I am trying to use gradient descent to find two straight lines that fit a discrete set of points (2D). One obvious way is to use a brute force search algorithm (that is already implemented) but I am trying to improve the performance of the code. In reality, at this point, I am trying to better understand the underlying math.
My cost function is defined as follows:
$$ J(k) = \frac{1}{k}\sum_{i=1}^{k}(pred_i - y_i)^2+\frac{1}{n-k}\sum_{i=k}^{n}(pred_i - y_i)^2 $$
I want to find the point k where the two lines are connected, the next step would take the derivative of the cost function. But the $k$ parameters is in the summation limits. In this formulation, the two linear models are computed from the first and $k$ point for the first line and $k$ to the last point for the second line.
Is this possible, any ideas? Some preliminary tests showed that this cost function is not convex (at least it depends on the discrete set of points).

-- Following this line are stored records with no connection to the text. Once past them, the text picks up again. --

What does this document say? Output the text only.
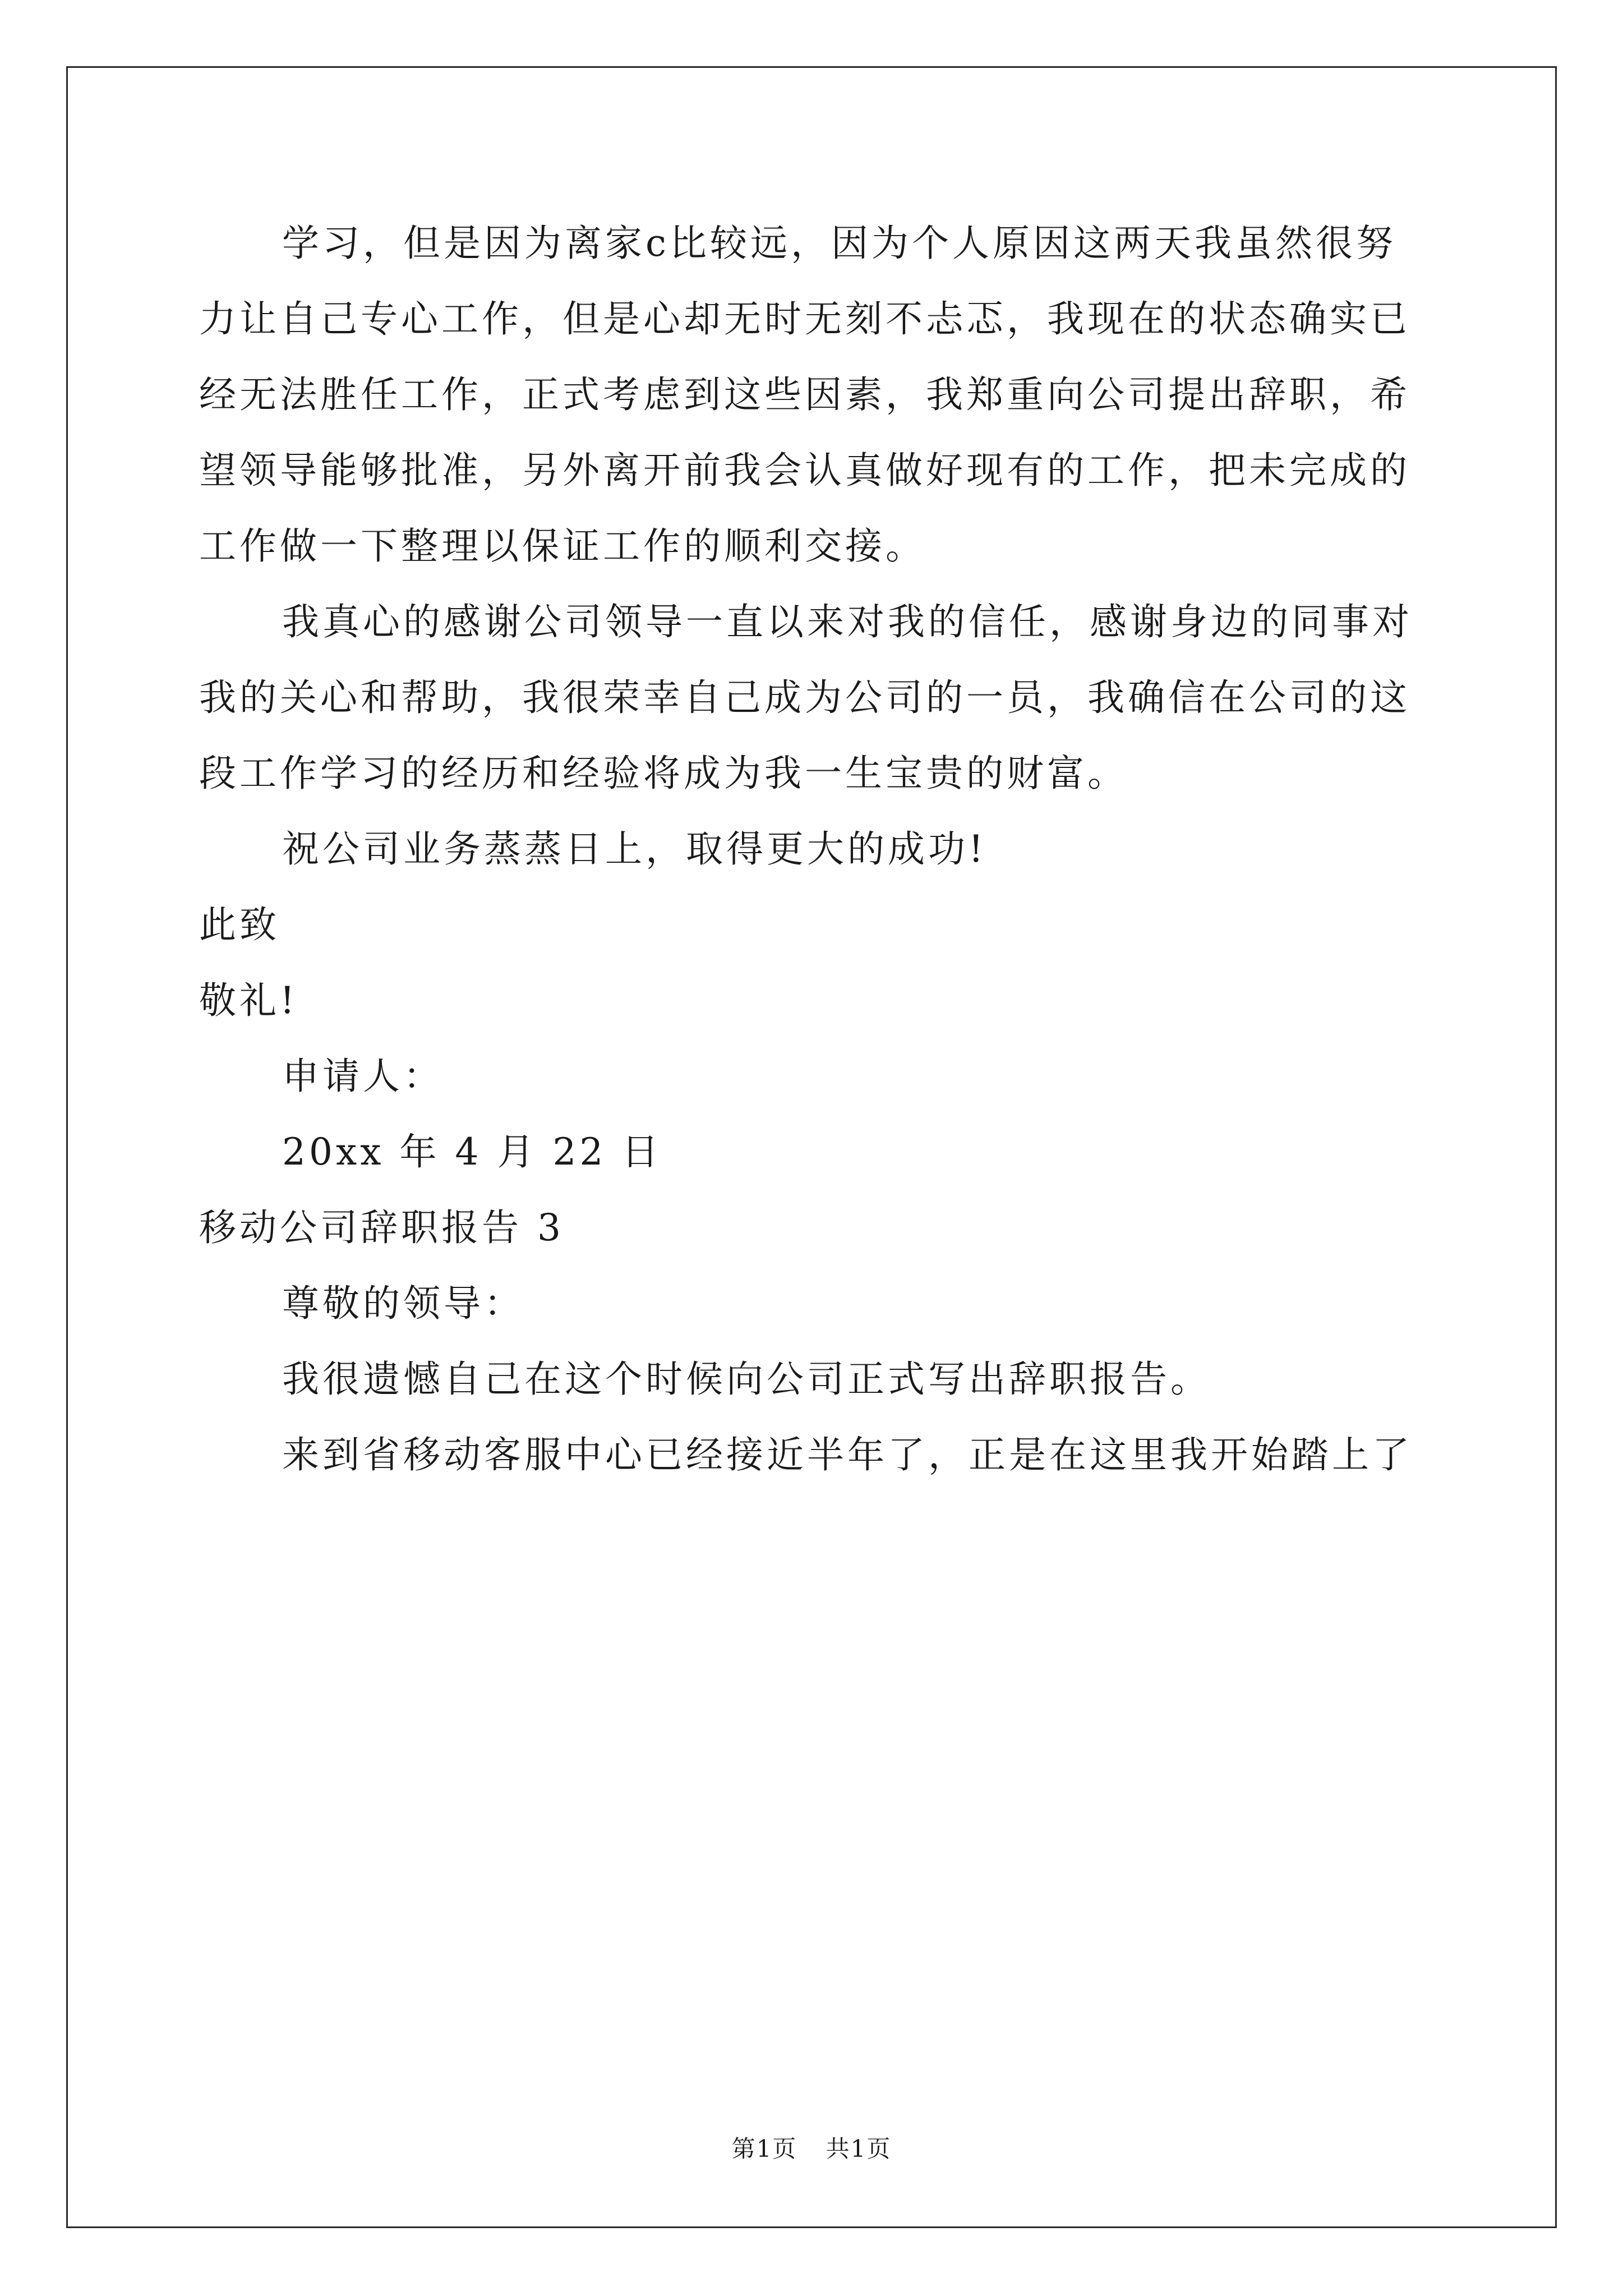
学习，但是因为离家c比较远，因为个人原因这两天我虽然很努
力让自己专心工作，但是心却无时无刻不忐忑，我现在的状态确实已
经无法胜任工作，正式考虑到这些因素，我郑重向公司提出辞职，希
望领导能够批准，另外离开前我会认真做好现有的工作，把未完成的
工作做一下整理以保证工作的顺利交接。
我真心的感谢公司领导一直以来对我的信任，感谢身边的同事对
我的关心和帮助，我很荣幸自己成为公司的一员，我确信在公司的这
段工作学习的经历和经验将成为我一生宝贵的财富。
祝公司业务蒸蒸日上，取得更大的成功!
此致
敬礼!
申请人：
20xx 年 4 月 22 日
移动公司辞职报告 3
尊敬的领导：
我很遗憾自己在这个时候向公司正式写出辞职报告。
来到省移动客服中心已经接近半年了，正是在这里我开始踏上了
第1页 共1页
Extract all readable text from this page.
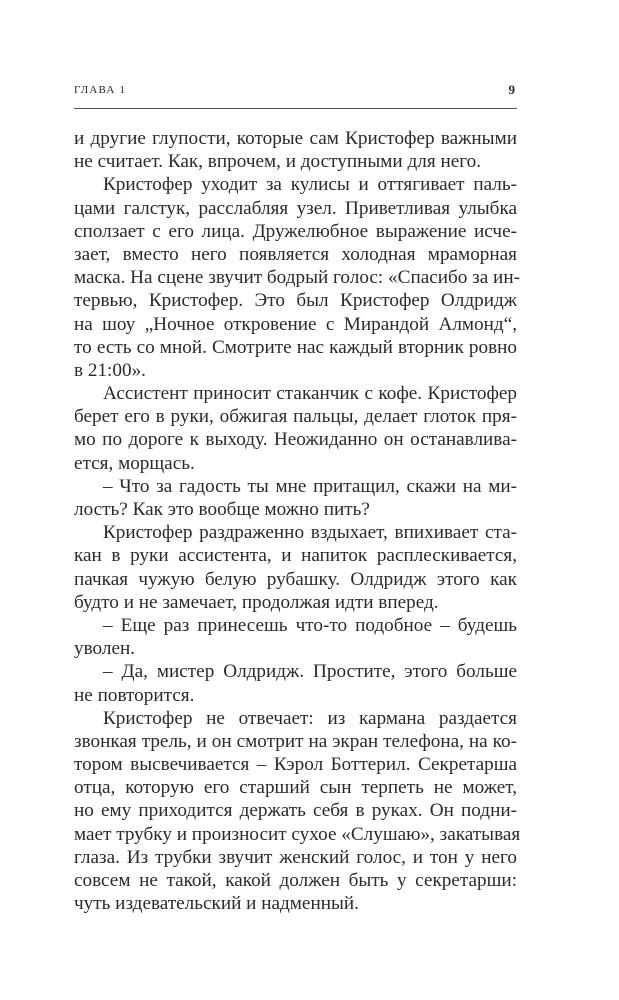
ГЛАВА 1	9
и другие глупости, которые сам Кристофер важными
не считает. Как, впрочем, и доступными для него.
Кристофер уходит за кулисы и оттягивает паль-
цами галстук, расслабляя узел. Приветливая улыбка
сползает с его лица. Дружелюбное выражение исче-
зает, вместо него появляется холодная мраморная
маска. На сцене звучит бодрый голос: «Спасибо за ин-
тервью, Кристофер. Это был Кристофер Олдридж
на шоу „Ночное откровение с Мирандой Алмонд“,
то есть со мной. Смотрите нас каждый вторник ровно
в 21:00».
Ассистент приносит стаканчик с кофе. Кристофер
берет его в руки, обжигая пальцы, делает глоток пря-
мо по дороге к выходу. Неожиданно он останавлива-
ется, морщась.
– Что за гадость ты мне притащил, скажи на ми-
лость? Как это вообще можно пить?
Кристофер раздраженно вздыхает, впихивает ста-
кан в руки ассистента, и напиток расплескивается,
пачкая чужую белую рубашку. Олдридж этого как
будто и не замечает, продолжая идти вперед.
– Еще раз принесешь что-то подобное – будешь
уволен.
– Да, мистер Олдридж. Простите, этого больше
не повторится.
Кристофер не отвечает: из кармана раздается
звонкая трель, и он смотрит на экран телефона, на ко-
тором высвечивается – Кэрол Боттерил. Секретарша
отца, которую его старший сын терпеть не может,
но ему приходится держать себя в руках. Он подни-
мает трубку и произносит сухое «Слушаю», закатывая
глаза. Из трубки звучит женский голос, и тон у него
совсем не такой, какой должен быть у секретарши:
чуть издевательский и надменный.
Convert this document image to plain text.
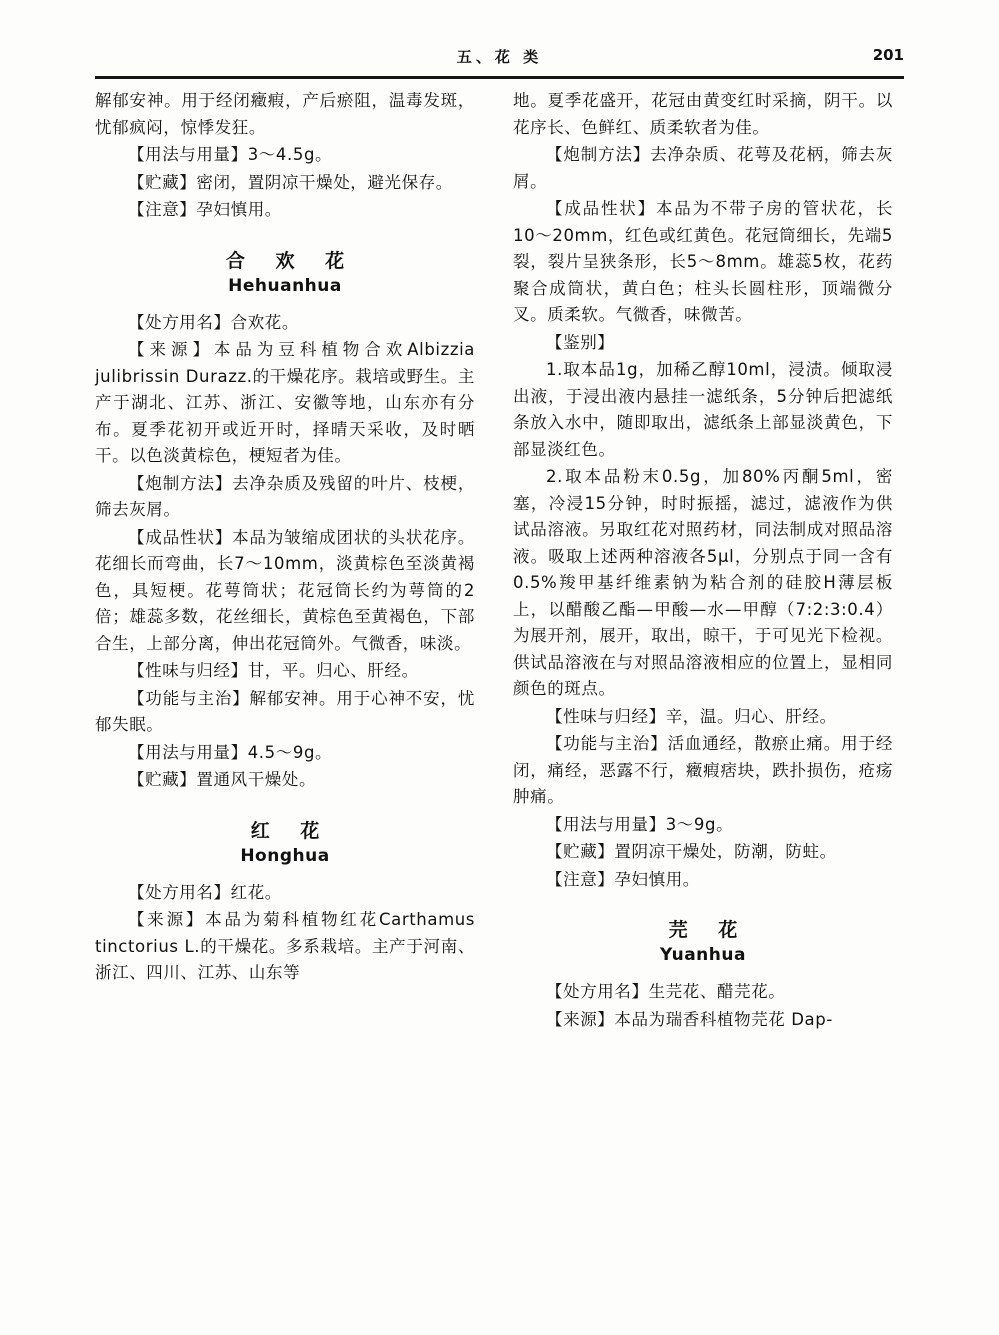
五、花 类	201

解郁安神。用于经闭癥瘕，产后瘀阻，温毒发斑，忧郁疯闷，惊悸发狂。

【用法与用量】3～4.5g。

【贮藏】密闭，置阴凉干燥处，避光保存。

【注意】孕妇慎用。

合 欢 花
Hehuanhua

【处方用名】合欢花。

【来源】本品为豆科植物合欢Albizzia julibrissin Durazz.的干燥花序。栽培或野生。主产于湖北、江苏、浙江、安徽等地，山东亦有分布。夏季花初开或近开时，择晴天采收，及时晒干。以色淡黄棕色，梗短者为佳。

【炮制方法】去净杂质及残留的叶片、枝梗，筛去灰屑。

【成品性状】本品为皱缩成团状的头状花序。花细长而弯曲，长7～10mm，淡黄棕色至淡黄褐色，具短梗。花萼筒状；花冠筒长约为萼筒的2倍；雄蕊多数，花丝细长，黄棕色至黄褐色，下部合生，上部分离，伸出花冠筒外。气微香，味淡。

【性味与归经】甘，平。归心、肝经。

【功能与主治】解郁安神。用于心神不安，忧郁失眠。

【用法与用量】4.5～9g。

【贮藏】置通风干燥处。

红 花
Honghua

【处方用名】红花。

【来源】本品为菊科植物红花Carthamus tinctorius L.的干燥花。多系栽培。主产于河南、浙江、四川、江苏、山东等

地。夏季花盛开，花冠由黄变红时采摘，阴干。以花序长、色鲜红、质柔软者为佳。

【炮制方法】去净杂质、花萼及花柄，筛去灰屑。

【成品性状】本品为不带子房的管状花，长10～20mm，红色或红黄色。花冠筒细长，先端5裂，裂片呈狭条形，长5～8mm。雄蕊5枚，花药聚合成筒状，黄白色；柱头长圆柱形，顶端微分叉。质柔软。气微香，味微苦。

【鉴别】

1.取本品1g，加稀乙醇10ml，浸渍。倾取浸出液，于浸出液内悬挂一滤纸条，5分钟后把滤纸条放入水中，随即取出，滤纸条上部显淡黄色，下部显淡红色。

2.取本品粉末0.5g，加80%丙酮5ml，密塞，冷浸15分钟，时时振摇，滤过，滤液作为供试品溶液。另取红花对照药材，同法制成对照品溶液。吸取上述两种溶液各5μl，分别点于同一含有0.5%羧甲基纤维素钠为粘合剂的硅胶H薄层板上，以醋酸乙酯—甲酸—水—甲醇（7:2:3:0.4）为展开剂，展开，取出，晾干，于可见光下检视。供试品溶液在与对照品溶液相应的位置上，显相同颜色的斑点。

【性味与归经】辛，温。归心、肝经。

【功能与主治】活血通经，散瘀止痛。用于经闭，痛经，恶露不行，癥瘕痞块，跌扑损伤，疮疡肿痛。

【用法与用量】3～9g。

【贮藏】置阴凉干燥处，防潮，防蛀。

【注意】孕妇慎用。

芫 花
Yuanhua

【处方用名】生芫花、醋芫花。

【来源】本品为瑞香科植物芫花 Dap-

You want to minimize $$J(k)=\frac 1 k \sum_{i=1}^k(\hat y_i-y_i )^2+\frac 1{n-k}\sum_{i=k}^n(\hat y_i-y_i )^2$$ If you use ordinary least squares for straight lines, you have the symbolic values for each of the sums.
Now, use any integer programming solver to find $k$.
I have been working this kind of problems for years and never faced any serious difficulty.